Very nice plonk – it’s like clarified apple juice!
Chicken, ham and pistachio terrine £8
To go with this fresh wine is a beauty of a terrine. It’s spot-on, salty, peppery, fragant pistachios. I guess the terrine is wrapped in lardo. Tasty and then some.
2013 Muenchberg Grand Cru, Julien Meyer £8.4
Next is 100% Riesling from Alsace. I love the whites from this region, the pinot blancs from here are under-valued IMHO. I only just had a 07 Clos Ste Hune the week before, which was surprisingly open right now, so my ‘recent memory’ is a little skewered. Anyway, this wine is fermented in large wood tanks and spends 14 months in them before bottling.
So first the colour, very interesting deep yellow, a bloody yellow I’d say. Nose is sweet white flowers and faint pepper, like sancho. But the palate is nothing like it, it is nearly oxidative, papery and almost like liquid green vegetable salad, grass even but pure and fresh. An interesting wine. It seems like something you might find in the Astrance wine pairing even.
Pea and spring onion fritters £5
This was joyful, I ate this as finger food. Acidity and salt. I wondered if shirmp had been mixed into the batter. It smells so much like prawn crackers. Crispy pleasures.
2012 Moncailleux, Michel Guignier £7.7
I’ve long been a fan of Moulin-a-Vent, my favourites from Thibault Liger Belair. These really are the ‘grand crus’ of Beaujolais. You won’t believe Gamay can be made with such class and breed – this ain’t the typified beaujolais nouveau. This does help to keep the prices down.
And so the nose, sulfurous and all barnyard. On the palate, it sharp, piercing blackberries, full and sizzling with acidity and a touch of horse manure. Only 11% and dangerously quaffable. It will pair perfectly with the lamb…
Roast leg of lamb, Jansson’s temptation and chard £16
…and indeed it does! Trumpeting pairing, but this is a trinity not a duo, the third is that temptation. A potato gratin with layers of creamed anchovy (and not sprats) slotted in between accentuate the pungent ‘lambness’. Unimpeachable cooking here – juicy, pink and just so.

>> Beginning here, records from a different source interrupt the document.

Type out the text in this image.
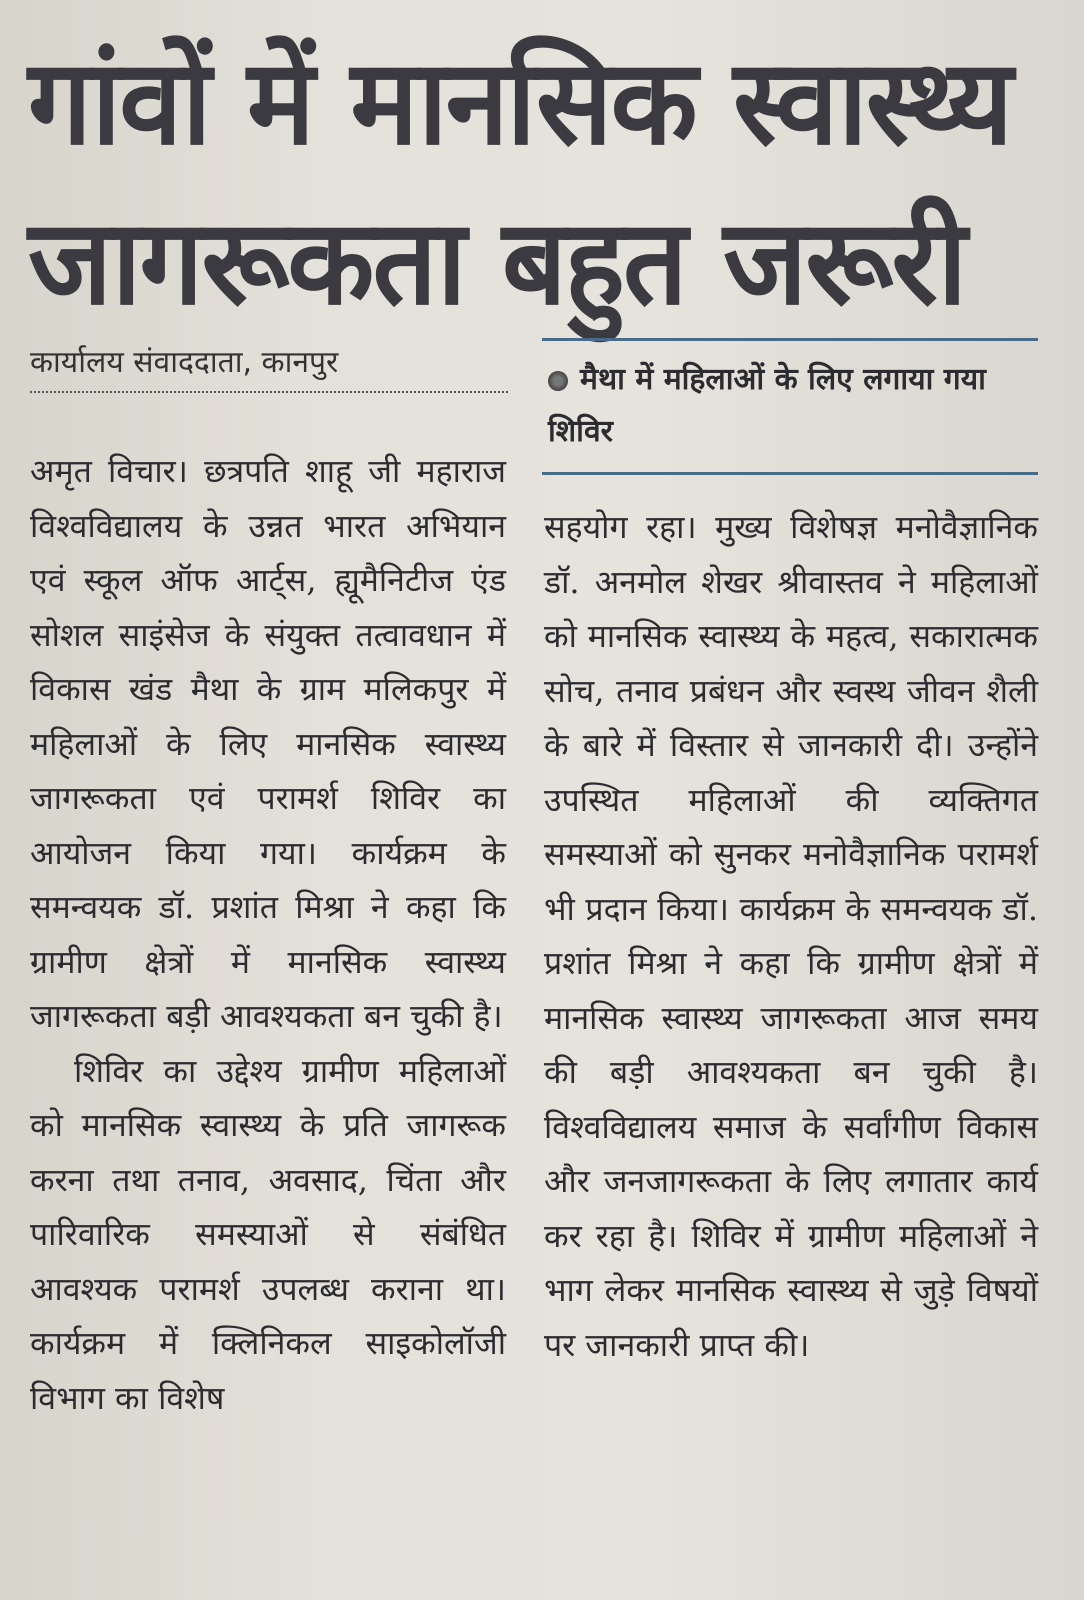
गांवों में मानसिक स्वास्थ्य
जागरूकता बहुत जरूरी
कार्यालय संवाददाता, कानपुर	मैथा में महिलाओं के लिए लगाया गया शिविर

अमृत विचार। छत्रपति शाहू जी महाराज विश्वविद्यालय के उन्नत भारत अभियान एवं स्कूल ऑफ आर्ट्स, ह्यूमैनिटीज एंड सोशल साइंसेज के संयुक्त तत्वावधान में विकास खंड मैथा के ग्राम मलिकपुर में महिलाओं के लिए मानसिक स्वास्थ्य जागरूकता एवं परामर्श शिविर का आयोजन किया गया। कार्यक्रम के समन्वयक डॉ. प्रशांत मिश्रा ने कहा कि ग्रामीण क्षेत्रों में मानसिक स्वास्थ्य जागरूकता बड़ी आवश्यकता बन चुकी है।

शिविर का उद्देश्य ग्रामीण महिलाओं को मानसिक स्वास्थ्य के प्रति जागरूक करना तथा तनाव, अवसाद, चिंता और पारिवारिक समस्याओं से संबंधित आवश्यक परामर्श उपलब्ध कराना था। कार्यक्रम में क्लिनिकल साइकोलॉजी विभाग का विशेष

सहयोग रहा। मुख्य विशेषज्ञ मनोवैज्ञानिक डॉ. अनमोल शेखर श्रीवास्तव ने महिलाओं को मानसिक स्वास्थ्य के महत्व, सकारात्मक सोच, तनाव प्रबंधन और स्वस्थ जीवन शैली के बारे में विस्तार से जानकारी दी। उन्होंने उपस्थित महिलाओं की व्यक्तिगत समस्याओं को सुनकर मनोवैज्ञानिक परामर्श भी प्रदान किया। कार्यक्रम के समन्वयक डॉ. प्रशांत मिश्रा ने कहा कि ग्रामीण क्षेत्रों में मानसिक स्वास्थ्य जागरूकता आज समय की बड़ी आवश्यकता बन चुकी है। विश्वविद्यालय समाज के सर्वांगीण विकास और जनजागरूकता के लिए लगातार कार्य कर रहा है। शिविर में ग्रामीण महिलाओं ने भाग लेकर मानसिक स्वास्थ्य से जुड़े विषयों पर जानकारी प्राप्त की।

Apricot and almond custard tart £6
I was not prepared to receive this extra fine piece of pastry work. Layers, custard, acidity, it’s superb. Wow..wow…wow!

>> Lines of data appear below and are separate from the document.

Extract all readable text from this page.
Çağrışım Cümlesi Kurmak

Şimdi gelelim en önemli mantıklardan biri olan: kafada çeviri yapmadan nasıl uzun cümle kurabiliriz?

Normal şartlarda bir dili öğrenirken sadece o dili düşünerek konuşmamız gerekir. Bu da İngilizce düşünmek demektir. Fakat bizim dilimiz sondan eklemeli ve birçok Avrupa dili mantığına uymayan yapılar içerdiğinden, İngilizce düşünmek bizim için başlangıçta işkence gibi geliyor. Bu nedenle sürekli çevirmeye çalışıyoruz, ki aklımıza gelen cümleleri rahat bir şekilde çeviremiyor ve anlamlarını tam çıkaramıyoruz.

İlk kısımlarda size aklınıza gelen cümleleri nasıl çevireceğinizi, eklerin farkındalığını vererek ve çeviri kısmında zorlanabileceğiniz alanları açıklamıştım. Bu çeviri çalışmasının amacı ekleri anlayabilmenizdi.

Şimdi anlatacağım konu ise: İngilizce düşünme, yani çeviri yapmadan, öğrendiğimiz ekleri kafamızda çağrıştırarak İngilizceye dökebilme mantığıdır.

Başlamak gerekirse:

I paid £63.90 for 4 plates, 3 glasses and service. For this quality? Unbeatable value for sure.
Darn it that was a nice meal. I’m amazed. Humble magic going on, but you already know that. This is a classy outfit, easily delicious food, eminently quaffable juice and undoubtedly one of London’s gems. The ham rolls out at 11am on Saturdays, so…please keep the secret going, nothing to see here, keeping walking on by.
40 Maltby Street
Wed – Sat 1730 to 2200 (dinner)
Fri 1230 to 1430 (lunch)
Sat 1100 to 2200 (ham on)
£25pp + drinks + service
40 Maltby Street SE1 3PA
Tel : 020 7237 9247
Tube : Bermondsey or London Bridge
2nd meal from Saturday, 9th July 2016
Even better than the 1st meal, We got there at 12 sharp, and the room was already full up. We paid £67.90 for all food, 1 lemonade and 1 glass of wine. Pics and brief notes below.
Smoked Yorkshire Ham, £9 (x2!)
Specifically came here early to have this, and it absolutely did not disappoint. It is better than the hype. We ordered another plate after we finished the meal. The ham rolls out at 11am, but getting there at 12 seems a good time as they cut from the middle of the leg – the fat is so delicious and the glaze is caralimised and honey sweet.

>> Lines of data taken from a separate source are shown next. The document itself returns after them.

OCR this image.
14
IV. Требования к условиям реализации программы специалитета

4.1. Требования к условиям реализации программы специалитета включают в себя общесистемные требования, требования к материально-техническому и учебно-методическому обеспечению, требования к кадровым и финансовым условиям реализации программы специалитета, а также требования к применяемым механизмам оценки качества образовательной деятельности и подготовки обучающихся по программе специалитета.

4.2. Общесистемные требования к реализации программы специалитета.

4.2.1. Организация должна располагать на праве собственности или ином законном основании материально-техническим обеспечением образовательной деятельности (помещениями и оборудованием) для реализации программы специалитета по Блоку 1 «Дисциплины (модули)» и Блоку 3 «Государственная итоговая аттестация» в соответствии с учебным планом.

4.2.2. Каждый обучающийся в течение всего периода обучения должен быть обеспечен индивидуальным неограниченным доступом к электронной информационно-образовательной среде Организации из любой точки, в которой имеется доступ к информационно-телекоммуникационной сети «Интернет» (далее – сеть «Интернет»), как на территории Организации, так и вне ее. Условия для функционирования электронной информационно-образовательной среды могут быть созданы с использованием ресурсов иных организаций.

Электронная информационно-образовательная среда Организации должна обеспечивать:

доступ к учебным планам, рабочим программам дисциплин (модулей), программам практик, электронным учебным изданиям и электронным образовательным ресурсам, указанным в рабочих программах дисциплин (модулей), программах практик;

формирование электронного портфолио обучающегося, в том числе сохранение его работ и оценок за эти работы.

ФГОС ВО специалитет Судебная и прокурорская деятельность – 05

Broad beans, fava, marjoram and garlic toast £5.50
Oyster fritters, tartare sauce, gem £6 (for 2 oysters)
Chicken, pea and girolle pie £7.50
Just a beauty.
Sea trout, raw kohlrabi horseradish and samphire fritters £16
Slow cooked to unctuous perfection. Stevie, what a chef.
Blackcurrant, stem ginger and brown sugar meringue £6
Also with cream and pretty sure vanilla ice cream in the middle. This is so so good, confit ginger the link in the chain of cream and acidity. The better half admires the Peony in the vase.